Le black-out mediatique sur le conflit

Un autre debat qui devient plus clair


 


Le conflit et la repression gouvernementale a Sidor ont souffert d’une veritable « conspiration de silence » de la part de la presse venezuelienne, tant privee qu’officielle. Selon l’agence independante Reporteros Comunitarios de Merida (le 15.03.2008) : « Il est significatif que, face a ces faits, un black-out mediatique s’est impose au Venezuela, dans les moyens de communication nationaux, prives et officiels, (presse, radio et TV), lesquels essayent de dissimuler ou de minimiser la lutte des travailleurs metallos. »


 


Dans le meme sens, la dirigeante syndicale Marcela Maspero a denonce dans un reportage « le black-out mediatique qui existe par rapport au conflit de SIDOR, provoque, d’une part, par la transnationale elle-meme et ses influences dans les medias prives, et d’autre part, par le Ministre de Travail lui-meme, qui a pris soin de visiter personnellement le Ministre des Communications, les Presidents de la chaine de television officielle VTV, de l’agence de presse bolivarienne ABN et du reste des medias officiels, pour diaboliser la lutte des travailleurs de Sidor ».


 


A la lumiere de cette realite, il est interessant de reprendre le debat intense qui a eu lieu quand le gouvernement de Chavez n’a pas renouvele la concession du canal de television RCTV et a incorpore cet espace et les equipements de transmission au reseau etatique de medias, ou fonctionne maintenant TVES. La LIT-QI s’est opposee a cette mesure, en alertant qu’en dernier ressort, elle etait dirigee contre la liberte d’expression de la classe ouvriere.
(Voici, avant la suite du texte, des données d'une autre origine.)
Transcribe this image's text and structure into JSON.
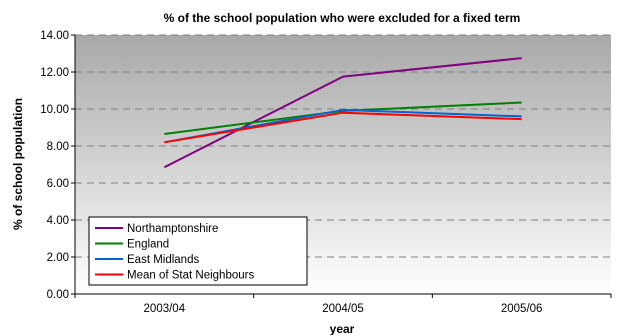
{
  "chart_data": {
    "type": "line",
    "title": "% of the school population who were excluded for a fixed term",
    "xlabel": "year",
    "ylabel": "% of school population",
    "categories": [
      "2003/04",
      "2004/05",
      "2005/06"
    ],
    "ylim": [
      0,
      14
    ],
    "yticks": [
      "0.00",
      "2.00",
      "4.00",
      "6.00",
      "8.00",
      "10.00",
      "12.00",
      "14.00"
    ],
    "grid": true,
    "legend_position": "bottom-left",
    "series": [
      {
        "name": "Northamptonshire",
        "values": [
          6.85,
          11.75,
          12.75
        ],
        "color": "#800080"
      },
      {
        "name": "England",
        "values": [
          8.65,
          9.9,
          10.35
        ],
        "color": "#008000"
      },
      {
        "name": "East Midlands",
        "values": [
          8.2,
          9.95,
          9.6
        ],
        "color": "#0066cc"
      },
      {
        "name": "Mean of Stat Neighbours",
        "values": [
          8.2,
          9.8,
          9.45
        ],
        "color": "#ff0000"
      }
    ]
  }
}
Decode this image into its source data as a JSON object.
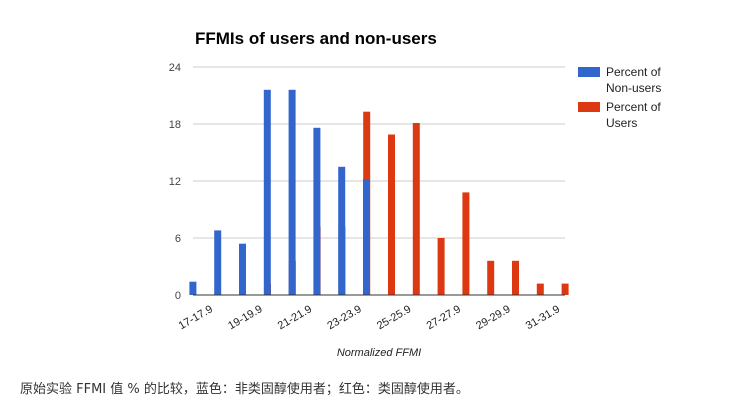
{
  "chart_data": {
    "type": "bar",
    "title": "FFMIs of users and non-users",
    "xlabel": "Normalized FFMI",
    "ylabel": "",
    "ylim": [
      0,
      24
    ],
    "yticks": [
      0,
      6,
      12,
      18,
      24
    ],
    "grid": true,
    "legend_position": "right",
    "categories": [
      "17-17.9",
      "18-18.9",
      "19-19.9",
      "20-20.9",
      "21-21.9",
      "22-22.9",
      "23-23.9",
      "24-24.9",
      "25-25.9",
      "26-26.9",
      "27-27.9",
      "28-28.9",
      "29-29.9",
      "30-30.9",
      "31-31.9"
    ],
    "visible_tick_labels": [
      "17-17.9",
      "19-19.9",
      "21-21.9",
      "23-23.9",
      "25-25.9",
      "27-27.9",
      "29-29.9",
      "31-31.9"
    ],
    "series": [
      {
        "name": "Percent of Non-users",
        "legend_lines": [
          "Percent of",
          "Non-users"
        ],
        "color": "#3366cc",
        "values": [
          1.4,
          6.8,
          5.4,
          21.6,
          21.6,
          17.6,
          13.5,
          12.2,
          0,
          0,
          0,
          0,
          0,
          0,
          0
        ]
      },
      {
        "name": "Percent of Users",
        "legend_lines": [
          "Percent of",
          "Users"
        ],
        "color": "#dc3912",
        "values": [
          0,
          0,
          1.2,
          3.6,
          7.2,
          7.2,
          19.3,
          16.9,
          18.1,
          6.0,
          10.8,
          3.6,
          3.6,
          1.2,
          1.2
        ]
      }
    ]
  },
  "caption": "原始实验 FFMI 值 % 的比较，蓝色：非类固醇使用者；红色：类固醇使用者。"
}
Elle a recu des attaques tres dures de plusieurs courants de gauche, pour avoir assume cette position, attaques l’accusant de faire le jeu de la bourgeoisie putschiste de droite, concessionnaire precedent de ce canal.


 


Ce debat peut maintenant etre mene « les pieds sur terre », avec plus de clarte. Comme nous avons vu, dans le conflit de Sidor, toute la presse bourgeoise, publique (y compris TVES) ou privee, a fait taire la lutte des travailleurs et la repression qu’ils ont enduree de la part du gouvernement. C’est-a-dire, il y a eu un accord de classe tres profond, entre le gouvernement et l’opposition bourgeoise de droite, contre les travailleurs. Alors, la question a laquelle doivent repondre aujourd’hui ceux qui ont defendu cette mesure du gouvernement de Chavez est tres simple : la liberte de presse de la classe ouvriere a-t-elle augmente, oui ou non ? Nous croyons que la reponse est tres clairement NON. A Sidor, les vrais beneficiaires ont ete la « bourgeoisie bolivarienne » et les multinationales, comme l’a montre maintenant l’activite de tous les medias.